You can override the fake-TLS domain with:
{
"fronting_domain": "telegram.org"
}
Older MTProto deployments that still have a legacy 32-hex secret are repaired on
the next Deploy; WebShare regenerates the secret and refreshes the client
links before starting the remote container.
Monitoring
The Check button on a server runs remote Docker inspection:
docker ps -a
docker stats --no-stream
WebShare stores the latest check result on the server record and keeps historical
server_checks. Monitoring covers Docker/container status, restart count,
healthcheck status, exit code, CPU, memory, and container network I/O. Exact
per-client traffic still depends on protocol-specific collectors and can be
added behind the protocol adapter layer.
Container network I/O is also saved as deployment traffic. The first successful check stores a baseline from Docker counters; the next checks save RX/TX deltas, so the dashboard traffic and Reports graphs move automatically while VPN containers are passing traffic.
Server activity is considered online when the SSH command succeeds and Docker
responds successfully.

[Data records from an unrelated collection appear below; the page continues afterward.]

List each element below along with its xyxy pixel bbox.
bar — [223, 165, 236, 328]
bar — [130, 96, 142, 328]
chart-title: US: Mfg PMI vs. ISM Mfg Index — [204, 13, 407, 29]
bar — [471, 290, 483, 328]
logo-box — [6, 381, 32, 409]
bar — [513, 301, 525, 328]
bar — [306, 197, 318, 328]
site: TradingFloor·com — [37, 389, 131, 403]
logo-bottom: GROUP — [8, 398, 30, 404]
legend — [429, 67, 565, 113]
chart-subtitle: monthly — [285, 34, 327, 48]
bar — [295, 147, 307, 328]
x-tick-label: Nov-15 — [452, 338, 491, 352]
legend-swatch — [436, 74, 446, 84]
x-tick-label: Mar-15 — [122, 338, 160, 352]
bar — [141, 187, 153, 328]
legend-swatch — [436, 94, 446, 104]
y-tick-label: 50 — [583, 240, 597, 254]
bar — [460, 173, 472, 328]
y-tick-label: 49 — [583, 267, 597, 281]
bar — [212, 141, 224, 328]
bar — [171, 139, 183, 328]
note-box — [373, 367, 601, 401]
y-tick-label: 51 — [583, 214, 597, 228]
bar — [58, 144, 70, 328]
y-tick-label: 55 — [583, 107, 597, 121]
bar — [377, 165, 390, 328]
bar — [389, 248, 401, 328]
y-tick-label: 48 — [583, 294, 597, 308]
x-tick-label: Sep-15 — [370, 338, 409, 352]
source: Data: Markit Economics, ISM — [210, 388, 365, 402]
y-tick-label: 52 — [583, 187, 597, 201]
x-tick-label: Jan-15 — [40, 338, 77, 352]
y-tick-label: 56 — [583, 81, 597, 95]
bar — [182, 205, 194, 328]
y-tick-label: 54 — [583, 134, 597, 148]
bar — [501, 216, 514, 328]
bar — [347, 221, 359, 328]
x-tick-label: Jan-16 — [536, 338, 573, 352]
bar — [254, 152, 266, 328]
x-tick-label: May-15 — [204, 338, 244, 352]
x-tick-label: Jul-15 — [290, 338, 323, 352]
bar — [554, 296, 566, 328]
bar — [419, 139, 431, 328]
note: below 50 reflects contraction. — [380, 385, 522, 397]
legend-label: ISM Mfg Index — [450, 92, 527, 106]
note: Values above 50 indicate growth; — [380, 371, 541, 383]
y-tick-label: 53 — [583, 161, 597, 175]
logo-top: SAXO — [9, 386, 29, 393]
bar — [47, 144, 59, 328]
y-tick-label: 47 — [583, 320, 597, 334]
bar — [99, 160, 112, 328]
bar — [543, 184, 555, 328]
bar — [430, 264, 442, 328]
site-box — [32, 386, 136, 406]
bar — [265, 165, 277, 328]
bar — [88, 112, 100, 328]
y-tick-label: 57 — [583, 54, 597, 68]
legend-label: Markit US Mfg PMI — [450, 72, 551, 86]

If SSH fails, Docker is unavailable, or the user cannot
run Docker, the check is saved as error and the command output is kept in the
check payload for debugging.
Deployment Deploy and Version also inspect the resulting Compose containers.
If Docker Compose exits successfully but the VPN container immediately exits,
restarts, reports unhealthy, or recent logs contain known fatal markers, the
deployment is marked error and the Operations details show the container state,
exit code, restart count, health status, and recent logs.
Successful one-shot helper containers, such as Hysteria certgen finishing with
Exited (0), are treated as healthy. Server-wide checks also ignore stopped
containers from old WebShare Compose projects that are no longer present as
active deployments in the local database.
WebShare also runs automatic checks in the background. By default it checks every
60 seconds all active servers that have SSH key or password credentials. Set
WEBSHARE_MONITOR_INTERVAL_SECONDS=0 to disable automatic monitoring.
The Overview, Servers, Operations, and Reports views refresh themselves
while open, so the latest server status appears without pressing refresh.
Operation Logs
Deploy, update, version, and server check actions run as background operations.
The Operations view shows:
- operation type and target;
running/success/errorstatus;- current message;
- command log and final JSON result.
The view refreshes automatically every few seconds while it is open. Routine
actions no longer force-switch you to Operations; they show a short operation
id in the notice area, and you can open the full details when needed.